In that year the taxpayer offered to pay $4,200. Had it then said unconditionally that it would pay that sum, leaving open for further negotiations any greater liability, perhaps it could have deducted $4,200 for 1937. But that it did not do; it offered that amount only on condition that it be released in full. The amount claimed by Metropolitan was $42,000, and the taxpayer, although it did not so advise Metropolitan, was then prepared to go even beyond that limit; but taxpayer, in 1937, did not know how far it would go; it was ready to pay anything from $4,200 up to an undetermined maximum. In fact, in 1938, it agreed to pay $25,000. But, as there was no expression in 1937 of a willingness unconditionally to pay any definite amount, we cannot say that the Tax Court was not justified in finding that no expense was then incurred.
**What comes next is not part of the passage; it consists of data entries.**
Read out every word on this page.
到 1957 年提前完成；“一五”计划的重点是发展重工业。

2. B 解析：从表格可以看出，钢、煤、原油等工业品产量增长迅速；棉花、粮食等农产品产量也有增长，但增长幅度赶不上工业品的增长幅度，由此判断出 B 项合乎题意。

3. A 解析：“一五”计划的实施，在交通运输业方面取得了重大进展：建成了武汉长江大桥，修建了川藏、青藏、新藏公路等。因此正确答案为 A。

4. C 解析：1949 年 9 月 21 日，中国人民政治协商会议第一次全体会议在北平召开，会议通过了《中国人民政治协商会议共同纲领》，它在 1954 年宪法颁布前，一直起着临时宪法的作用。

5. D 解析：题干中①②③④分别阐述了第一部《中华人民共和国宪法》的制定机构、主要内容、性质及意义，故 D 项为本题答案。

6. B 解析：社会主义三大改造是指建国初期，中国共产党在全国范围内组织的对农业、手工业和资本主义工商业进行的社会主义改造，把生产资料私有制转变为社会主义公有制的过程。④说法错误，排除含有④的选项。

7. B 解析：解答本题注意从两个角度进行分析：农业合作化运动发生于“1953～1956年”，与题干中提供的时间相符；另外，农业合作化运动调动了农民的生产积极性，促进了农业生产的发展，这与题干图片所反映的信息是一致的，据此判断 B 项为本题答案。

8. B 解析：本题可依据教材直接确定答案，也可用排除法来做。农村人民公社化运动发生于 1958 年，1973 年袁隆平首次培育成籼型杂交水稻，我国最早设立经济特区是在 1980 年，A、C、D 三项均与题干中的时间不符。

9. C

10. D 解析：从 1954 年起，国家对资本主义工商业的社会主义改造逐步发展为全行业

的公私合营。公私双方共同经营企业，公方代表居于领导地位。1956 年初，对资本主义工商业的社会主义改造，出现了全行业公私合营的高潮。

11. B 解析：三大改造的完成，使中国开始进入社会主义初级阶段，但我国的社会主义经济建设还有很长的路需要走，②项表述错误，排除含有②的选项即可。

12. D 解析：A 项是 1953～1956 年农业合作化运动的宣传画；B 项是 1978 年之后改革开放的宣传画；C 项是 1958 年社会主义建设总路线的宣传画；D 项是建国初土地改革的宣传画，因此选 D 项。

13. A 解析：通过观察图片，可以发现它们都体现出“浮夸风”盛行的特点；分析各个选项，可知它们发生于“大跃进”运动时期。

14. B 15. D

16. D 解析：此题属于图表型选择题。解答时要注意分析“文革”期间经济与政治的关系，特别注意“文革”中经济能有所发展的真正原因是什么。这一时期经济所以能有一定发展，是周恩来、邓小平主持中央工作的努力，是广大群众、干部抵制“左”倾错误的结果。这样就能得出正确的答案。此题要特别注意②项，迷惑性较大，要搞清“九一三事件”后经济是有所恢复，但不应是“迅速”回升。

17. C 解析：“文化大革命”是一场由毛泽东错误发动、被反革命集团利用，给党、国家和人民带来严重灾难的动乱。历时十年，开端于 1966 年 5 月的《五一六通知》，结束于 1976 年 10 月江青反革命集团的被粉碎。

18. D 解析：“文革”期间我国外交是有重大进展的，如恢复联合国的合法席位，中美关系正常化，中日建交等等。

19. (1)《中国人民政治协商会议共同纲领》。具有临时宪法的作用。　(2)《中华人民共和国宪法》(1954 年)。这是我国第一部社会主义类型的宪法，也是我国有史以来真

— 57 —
Herein, in December 1942, after petitioner had filed its claims with WSA under its charters for the loss of its three vessels, WSA refused to make any payment whatsoever to owners of vessels which had been lost except to those to whom its refusal would result in hardship, and as to those it made no unconditional offer of a definite amount. There was no expression by WSA in 1942 or shortly thereafter of a willingness unconditionally to pay a definite amount, whether on account or in full settlement.

Petitioner did not know the amount of the compensation it would receive from WSA until it received its vouchers in January 1944 covering the Paul and the Mary, and in June 1944, covering the Edward. It is apparent that as soon as WSA decided actually to pay the claims it sent out its vouchers, with the request to sign and return the same. Shortly after petitioner returned the vouchers it received payment, exclusive of any amount' for delay in payment.

In William Justin Petit, 8 T. C. 228, it is stated:

When a taxpayer is on the accrual basis it is the right to receive the income and not the actual receipt that determines the inclusion of the amount in gross income. Spring City Foundry Co. v. Commissioner, 292 U. S. 182. However, in order for items to be accrued as income the event must occur which determines the amount due. When the amount to be received depends upon a contingency or future events, it is not to be accrued until such contingency or the events have occurred and fixed with reasonable certainty the fact and amount of income. U. S. Cartridge Co. v. United States, 284 U. S. 511.

To the same effect see Patrick McGuirl, Inc. v. Commissioner, 74 Fed. (2d) 729; certiorari denied, 295 U. S. 748.

To ascertain with any degree of certainty the amount it would receive from WSA, petitioner was required to await the outcome of the controversy between WSA and the Comptroller General and the further action of WSA, or to institute suit for just compensation. Since the amount to be received by petitioner depended upon events which did not occur in 1942, and over which petitioner had no control, it is our conclusion that the gains upon the amounts received from WSA were not accruable in 1942 and, hence, not in-cludible in 1942 income.

The respondent relies in particular upon Continental Tie & Lumber Co. v. Burnet, 286 U. S. 290; Automobile Insurance Co. v. Commissioner, 72 Fed. (2d) 265; Georgia School-Book Depository, Inc., 1 T. C. 463; and Dumari Textile Co., 47 B. T. A. 639; affd., 142 Fed. (2d) 897. These cases are clearly distinguishable upon the facts. In all of them the amount of income was certain or ascertainable with a fair degree of accuracy. Such is not true in the instant case.

Reviewed by the Court.

Decision will be entered under Bule 50.